The number of vandalized Web sites recorded by defacement archive Alldas.de jumped in 2001 to 22,379, over five times more than the 4,393 defacements logged in 2000.

Mostly Brazilian cybervandals are responsible for the surge in defacements, according to Fredrik Ostergren, a Sweden-based security analyst and spokesman for Alldas.de, who also said that more Internet users in general are trying out tools to hack into Web sites.

“Many of the defacers we have in the scene today are located in Brazil,” he said in an e-mail response to a reporter’s questions. “One of the reasons for the increase in defacements is more people getting connected to the Internet, especially in Brazil.”

A defacer is a hacker who breaks into a Web server and defaces the Web site by replacing or altering the front page.

Alldas.de has been tracking defacements since 1998 and offers snapshots of defaced Web sites as well as security analyses and statistics. The site gained in popularity after its U.S. counterpart Attrition.org stopped hosting copies of defaced sites in May.

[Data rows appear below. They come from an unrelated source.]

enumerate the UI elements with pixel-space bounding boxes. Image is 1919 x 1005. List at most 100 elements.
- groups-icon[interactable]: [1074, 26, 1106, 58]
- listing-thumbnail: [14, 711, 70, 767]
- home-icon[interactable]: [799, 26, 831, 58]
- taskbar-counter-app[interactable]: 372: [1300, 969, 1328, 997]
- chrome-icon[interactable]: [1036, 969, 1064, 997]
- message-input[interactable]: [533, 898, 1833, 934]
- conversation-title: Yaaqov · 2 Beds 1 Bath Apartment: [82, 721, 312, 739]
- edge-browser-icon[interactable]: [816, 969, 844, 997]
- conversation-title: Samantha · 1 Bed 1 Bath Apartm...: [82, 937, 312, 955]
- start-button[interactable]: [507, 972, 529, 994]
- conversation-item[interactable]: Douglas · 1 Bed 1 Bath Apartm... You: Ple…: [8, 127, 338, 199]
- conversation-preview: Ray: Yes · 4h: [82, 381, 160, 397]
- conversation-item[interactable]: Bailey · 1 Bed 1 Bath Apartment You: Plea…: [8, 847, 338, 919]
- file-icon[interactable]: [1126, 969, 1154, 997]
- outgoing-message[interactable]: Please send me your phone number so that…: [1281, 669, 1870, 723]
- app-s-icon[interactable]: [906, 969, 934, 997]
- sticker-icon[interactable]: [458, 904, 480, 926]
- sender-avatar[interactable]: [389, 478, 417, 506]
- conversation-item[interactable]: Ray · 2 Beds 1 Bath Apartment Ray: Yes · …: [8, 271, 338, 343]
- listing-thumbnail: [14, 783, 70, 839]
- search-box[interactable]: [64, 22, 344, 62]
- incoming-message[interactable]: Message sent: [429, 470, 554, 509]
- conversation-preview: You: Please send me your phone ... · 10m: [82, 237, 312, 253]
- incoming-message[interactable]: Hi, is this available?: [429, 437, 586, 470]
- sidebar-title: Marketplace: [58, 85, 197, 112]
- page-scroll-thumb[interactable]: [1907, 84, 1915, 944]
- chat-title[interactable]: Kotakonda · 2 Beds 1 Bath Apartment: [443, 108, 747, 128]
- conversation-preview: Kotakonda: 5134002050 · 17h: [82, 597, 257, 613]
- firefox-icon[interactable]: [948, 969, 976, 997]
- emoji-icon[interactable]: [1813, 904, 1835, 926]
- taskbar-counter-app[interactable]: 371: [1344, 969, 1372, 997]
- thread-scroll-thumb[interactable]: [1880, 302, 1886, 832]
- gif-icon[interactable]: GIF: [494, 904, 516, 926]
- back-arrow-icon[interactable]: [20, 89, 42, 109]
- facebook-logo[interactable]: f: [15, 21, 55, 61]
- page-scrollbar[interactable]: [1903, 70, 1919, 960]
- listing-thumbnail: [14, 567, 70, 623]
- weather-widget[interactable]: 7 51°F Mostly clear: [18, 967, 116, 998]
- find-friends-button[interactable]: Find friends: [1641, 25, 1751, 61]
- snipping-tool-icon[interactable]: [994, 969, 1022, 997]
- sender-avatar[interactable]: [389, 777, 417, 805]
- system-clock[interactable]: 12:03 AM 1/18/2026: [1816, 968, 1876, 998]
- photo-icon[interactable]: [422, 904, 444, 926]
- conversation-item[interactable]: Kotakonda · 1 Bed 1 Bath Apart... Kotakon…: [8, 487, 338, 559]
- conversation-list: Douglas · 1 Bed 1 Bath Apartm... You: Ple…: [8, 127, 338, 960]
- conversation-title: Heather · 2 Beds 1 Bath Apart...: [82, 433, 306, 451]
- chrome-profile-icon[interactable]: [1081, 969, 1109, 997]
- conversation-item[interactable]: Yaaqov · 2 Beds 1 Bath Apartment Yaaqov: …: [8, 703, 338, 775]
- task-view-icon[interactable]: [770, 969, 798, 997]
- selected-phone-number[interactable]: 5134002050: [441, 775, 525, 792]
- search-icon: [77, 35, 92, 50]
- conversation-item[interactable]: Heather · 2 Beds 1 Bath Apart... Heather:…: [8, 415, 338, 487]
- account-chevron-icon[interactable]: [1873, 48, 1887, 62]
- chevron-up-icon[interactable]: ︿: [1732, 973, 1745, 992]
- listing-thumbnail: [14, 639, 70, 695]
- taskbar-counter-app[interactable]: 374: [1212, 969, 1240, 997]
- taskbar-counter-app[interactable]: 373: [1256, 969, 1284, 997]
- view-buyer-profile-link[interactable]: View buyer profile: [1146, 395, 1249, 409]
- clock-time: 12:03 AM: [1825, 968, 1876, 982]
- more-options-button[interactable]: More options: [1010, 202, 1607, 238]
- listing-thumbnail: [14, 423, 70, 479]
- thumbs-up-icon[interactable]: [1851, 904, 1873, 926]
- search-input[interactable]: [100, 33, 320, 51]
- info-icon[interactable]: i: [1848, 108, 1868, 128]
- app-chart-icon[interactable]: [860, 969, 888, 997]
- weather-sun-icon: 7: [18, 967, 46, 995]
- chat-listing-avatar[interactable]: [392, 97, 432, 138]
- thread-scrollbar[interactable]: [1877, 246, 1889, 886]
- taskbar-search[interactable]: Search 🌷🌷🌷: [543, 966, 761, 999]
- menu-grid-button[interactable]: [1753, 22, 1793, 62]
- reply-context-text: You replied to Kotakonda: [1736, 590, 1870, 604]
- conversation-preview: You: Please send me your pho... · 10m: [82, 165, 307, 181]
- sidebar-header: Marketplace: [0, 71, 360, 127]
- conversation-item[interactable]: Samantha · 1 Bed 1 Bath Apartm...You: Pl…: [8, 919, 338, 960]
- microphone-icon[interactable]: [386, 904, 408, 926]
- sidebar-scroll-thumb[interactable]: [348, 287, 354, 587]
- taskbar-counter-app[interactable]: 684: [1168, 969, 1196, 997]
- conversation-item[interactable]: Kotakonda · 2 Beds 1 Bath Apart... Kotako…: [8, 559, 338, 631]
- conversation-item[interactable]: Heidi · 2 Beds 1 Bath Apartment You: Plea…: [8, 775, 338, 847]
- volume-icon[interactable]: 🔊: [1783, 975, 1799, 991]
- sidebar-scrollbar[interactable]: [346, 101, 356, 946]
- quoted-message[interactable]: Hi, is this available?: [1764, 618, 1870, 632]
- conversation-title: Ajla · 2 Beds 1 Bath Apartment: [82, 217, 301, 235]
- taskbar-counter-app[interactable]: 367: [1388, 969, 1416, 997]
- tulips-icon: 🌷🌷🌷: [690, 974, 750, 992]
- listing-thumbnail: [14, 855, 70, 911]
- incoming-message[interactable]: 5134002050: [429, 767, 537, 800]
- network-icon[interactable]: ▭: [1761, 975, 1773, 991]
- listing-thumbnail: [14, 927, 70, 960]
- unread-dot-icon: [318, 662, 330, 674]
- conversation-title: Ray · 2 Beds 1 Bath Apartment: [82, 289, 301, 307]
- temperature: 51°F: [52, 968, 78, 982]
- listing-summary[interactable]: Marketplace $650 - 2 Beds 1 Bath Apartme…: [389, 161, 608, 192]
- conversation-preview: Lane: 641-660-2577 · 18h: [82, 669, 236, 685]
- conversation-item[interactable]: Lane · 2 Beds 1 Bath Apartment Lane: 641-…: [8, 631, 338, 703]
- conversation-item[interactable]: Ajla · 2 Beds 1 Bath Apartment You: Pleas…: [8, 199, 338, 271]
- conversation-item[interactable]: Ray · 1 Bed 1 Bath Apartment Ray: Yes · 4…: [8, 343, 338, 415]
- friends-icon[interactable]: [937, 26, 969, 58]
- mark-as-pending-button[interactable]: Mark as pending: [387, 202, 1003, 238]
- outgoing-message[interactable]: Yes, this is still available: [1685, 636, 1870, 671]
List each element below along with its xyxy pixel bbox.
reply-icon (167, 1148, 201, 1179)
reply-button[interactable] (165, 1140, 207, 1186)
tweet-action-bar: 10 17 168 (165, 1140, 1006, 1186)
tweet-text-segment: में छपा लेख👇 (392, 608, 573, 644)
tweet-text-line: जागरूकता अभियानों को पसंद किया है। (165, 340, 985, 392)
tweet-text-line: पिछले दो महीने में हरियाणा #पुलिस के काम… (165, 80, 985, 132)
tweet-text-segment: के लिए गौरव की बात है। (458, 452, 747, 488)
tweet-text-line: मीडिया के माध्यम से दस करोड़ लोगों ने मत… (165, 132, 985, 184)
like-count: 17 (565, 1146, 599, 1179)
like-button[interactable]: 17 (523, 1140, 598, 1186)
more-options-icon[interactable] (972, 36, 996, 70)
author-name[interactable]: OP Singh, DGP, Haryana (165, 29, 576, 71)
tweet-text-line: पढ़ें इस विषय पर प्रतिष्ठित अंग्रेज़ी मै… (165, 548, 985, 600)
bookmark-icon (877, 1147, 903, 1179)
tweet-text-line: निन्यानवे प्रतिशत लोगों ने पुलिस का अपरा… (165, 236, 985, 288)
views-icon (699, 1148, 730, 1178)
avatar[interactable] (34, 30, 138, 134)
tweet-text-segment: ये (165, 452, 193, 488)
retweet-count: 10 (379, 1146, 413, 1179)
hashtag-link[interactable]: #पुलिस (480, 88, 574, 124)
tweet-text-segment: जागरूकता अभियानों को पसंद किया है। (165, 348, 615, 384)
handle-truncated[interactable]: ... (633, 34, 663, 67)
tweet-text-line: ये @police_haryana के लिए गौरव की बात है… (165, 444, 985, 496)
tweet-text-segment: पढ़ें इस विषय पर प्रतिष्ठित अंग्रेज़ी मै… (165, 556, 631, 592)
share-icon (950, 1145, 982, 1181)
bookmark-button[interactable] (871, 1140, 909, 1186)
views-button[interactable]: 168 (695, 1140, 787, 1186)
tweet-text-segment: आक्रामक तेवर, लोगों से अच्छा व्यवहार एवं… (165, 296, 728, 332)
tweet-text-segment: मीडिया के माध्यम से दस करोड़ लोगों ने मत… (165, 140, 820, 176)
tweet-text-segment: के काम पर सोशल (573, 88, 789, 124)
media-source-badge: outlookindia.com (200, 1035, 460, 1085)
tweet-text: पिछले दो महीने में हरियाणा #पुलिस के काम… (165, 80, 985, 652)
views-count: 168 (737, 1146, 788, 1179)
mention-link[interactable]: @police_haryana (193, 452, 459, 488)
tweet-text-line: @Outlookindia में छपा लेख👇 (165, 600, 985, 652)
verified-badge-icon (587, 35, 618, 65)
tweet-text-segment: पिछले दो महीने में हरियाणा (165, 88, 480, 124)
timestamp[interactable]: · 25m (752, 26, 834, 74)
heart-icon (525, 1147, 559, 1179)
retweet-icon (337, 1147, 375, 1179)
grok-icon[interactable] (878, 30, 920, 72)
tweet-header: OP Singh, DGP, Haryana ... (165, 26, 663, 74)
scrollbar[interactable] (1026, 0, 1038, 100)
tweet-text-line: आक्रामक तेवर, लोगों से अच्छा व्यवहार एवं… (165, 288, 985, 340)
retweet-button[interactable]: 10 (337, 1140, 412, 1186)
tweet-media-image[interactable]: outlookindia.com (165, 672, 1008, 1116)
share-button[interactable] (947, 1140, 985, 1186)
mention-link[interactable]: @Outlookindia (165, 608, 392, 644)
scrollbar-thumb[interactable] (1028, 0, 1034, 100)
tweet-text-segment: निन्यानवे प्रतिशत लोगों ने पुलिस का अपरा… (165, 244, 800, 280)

More exposure for Alldas.de helped the Web site increase the number of defacements logged, although Alldas.de had a big network before Attrition stopped archiving, Ostergren said.

The number of defacements was especially high in April and May, with 3,003 and 3,431 sites altered respectively. U.S. and Chinese hackers were said to be fighting a “cyberwar” in those months after a U.S. spy plane crash-landed in China on April 1, and the U.S. Federal Bureau of Investigation warned at the time of increased attacks by Chinese hackers.

Most popular among cybervandals are well-known sites. For example, last year SANS Institute and Amnesty International fell victim to defacers, Ostergren said.

Over 60 per cent of defaced Web sites logged to date by Alldas.de were hosted on a Microsoft Corp. Windows server, 20 per cent on a server running Linux.

Attackers mostly exploit known vulnerabilities in server software with hack software that is readily available on the Internet. Applying security patches will keep most defacers out, according to Ostergren.

“Mostly well-known exploits are used to penetrate servers. Secure yourself. I can tell for sure that nothing is secure, but please add the latest patches to your Web server, it is not hard, administrators,” Ostergren called out.

Defacing will continue in 2002, Ostergren said, but he doesn’t expect a big increase in the number of defacements.

“I don’t think it will increase much, hopefully decrease as administrators wake up and secure their servers,” he said.